Enfin, dernier point essentiel à vérifier, la réception 4G est-elle correcte? Il s’agit d’un prérequis indispensable pour réaliser la cartographie du parcellaire et permettre au robot de se déplacer dans les parcelles. Pas de réception, pas de robot!
Repenser le désherbage
Le contexte environnemental et réglementaire avec notamment la réduction de l’usage des produits phytosanitaires et le retrait à terme de certains produits, le désherbage mécanique est aujourd’hui une problématique majeure des exploitations. La clé de réussite repose sur des passages réguliers et au bon moment (stade physiologique des adventices).
La contrainte mise en avant par les viticulteurs est le manque de temps. En moyenne, 4 à 6 passages d’outils interceps sont nécessaires en agriculture biologique sur la saison. Cette problématique est à relier au manque de main-d’œuvre et à la difficulté de recruter des tractoristes qualifiés.
La robotique représente un enjeu réel pour ce type de travaux. «À moyen terme, les robots seront certainement une solution à intégrer à la stratégie de désherbage. Mais il faudra repenser le travail du sol», indique Bruno Tisseyre, enseignant chercheur en agriculture de précision à SupAgro Montpellier.
En effet, côté énergique, un robot électrique est moins puissant qu’un tracteur. Le travail sera moins dense et moins profond. Avec une intervention plus légère, le robot devra donc passer plus souvent.
«Pour des printemps chauds et humides par exemple, où la pousse de l’herbe est rapide, il va falloir anticiper et déclencher le travail du robot même si l’herbe n’est pas haute.

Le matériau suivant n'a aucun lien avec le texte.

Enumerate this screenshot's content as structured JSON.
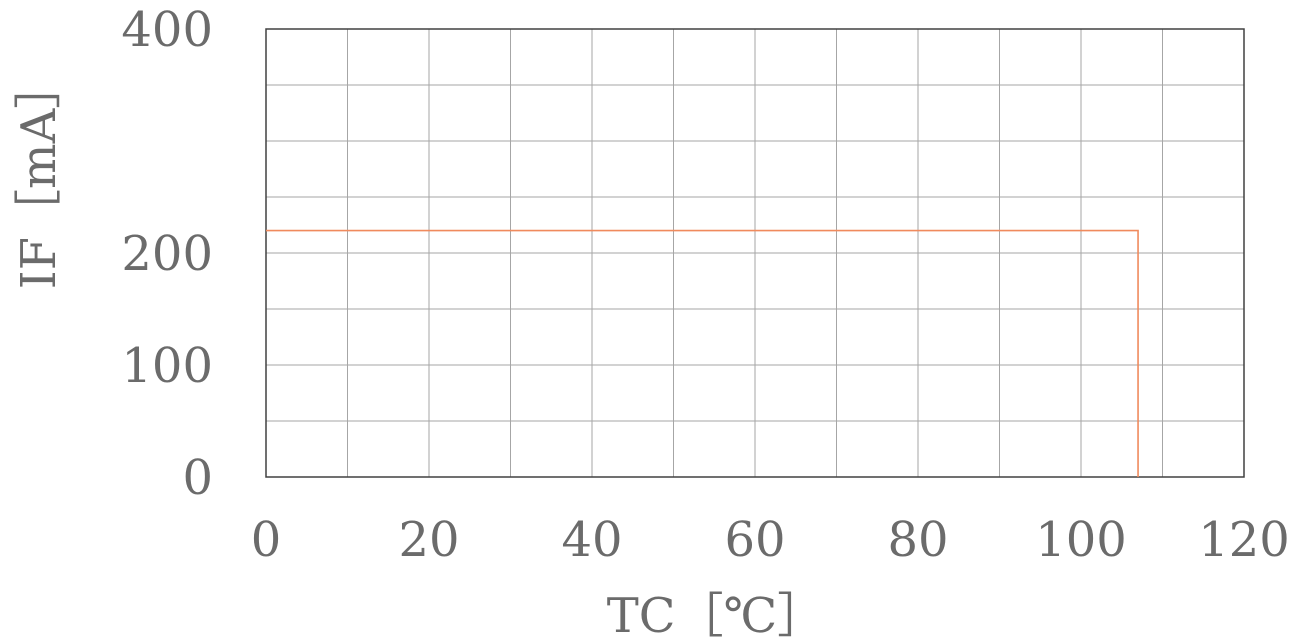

Cela est différent du tracteur, où l’on attend que l’herbe pousse pour passer», explique Bruno.
Modèle économique du robot: optimiser les coûts d’utilisation
À ce jour, un robot ne peut fonctionner que sur le domaine privé. Sa circulation sur des chemins ruraux ou pour traverser une route est interdite. Il doit obligatoirement être transporté. Compte tenu de la réglementation actuelle, un parcellaire regroupé est plus favorable à l’accueil d’un robot. Le partage de ce matériel entre agriculteurs d’un même territoire, au sein d’une cuma, pourrait se révéler intéressant.
Pour optimiser le temps de travail du robot, une organisation en service complet pourrait être imaginée. La prise en main, la maintenance et le transport du robot d’une parcelle à l’autre seraient pris en charge par le salarié de la cuma. Cette organisation permettrait d’optimiser l’utilisation du matériel en bénéficiant d’une personne le connaissant bien. Cela permettrait d’optimiser les coûts d’utilisation.
«Le recrutement ou la fidélisation des salariés est une difficulté pour les cuma. La robotique permettrait de mettre en avant de nouvelles compétences. Elle rendrait le métier de salarié de cuma plus attractif auprès des jeunes», indique Marie-Flore Doutreleau, Chargée de mission agroéquipement à la frcuma Occitanie. Cela peut représenter une opportunité pour les cuma. Le coût du service proposé serait alors maîtrisé par les agriculteurs eux-mêmes.
Technologie prometteuse, la robotique fera sans doute partie de la panoplie d’outils envisageables dans le futur. Filière en plein développement, les constructeurs apprennent et progressent rapidement grâce aux efforts combinés des ingénieurs et aux savoir-faire des agriculteurs qui testent ces technologies. La filière doit rester ouverte aux besoins et aux attentes des agriculteurs. La robotique doit rester une solution au service des agriculteurs, adaptée à la réalité de leurs exploitations et aux impératifs de l’économie agricole.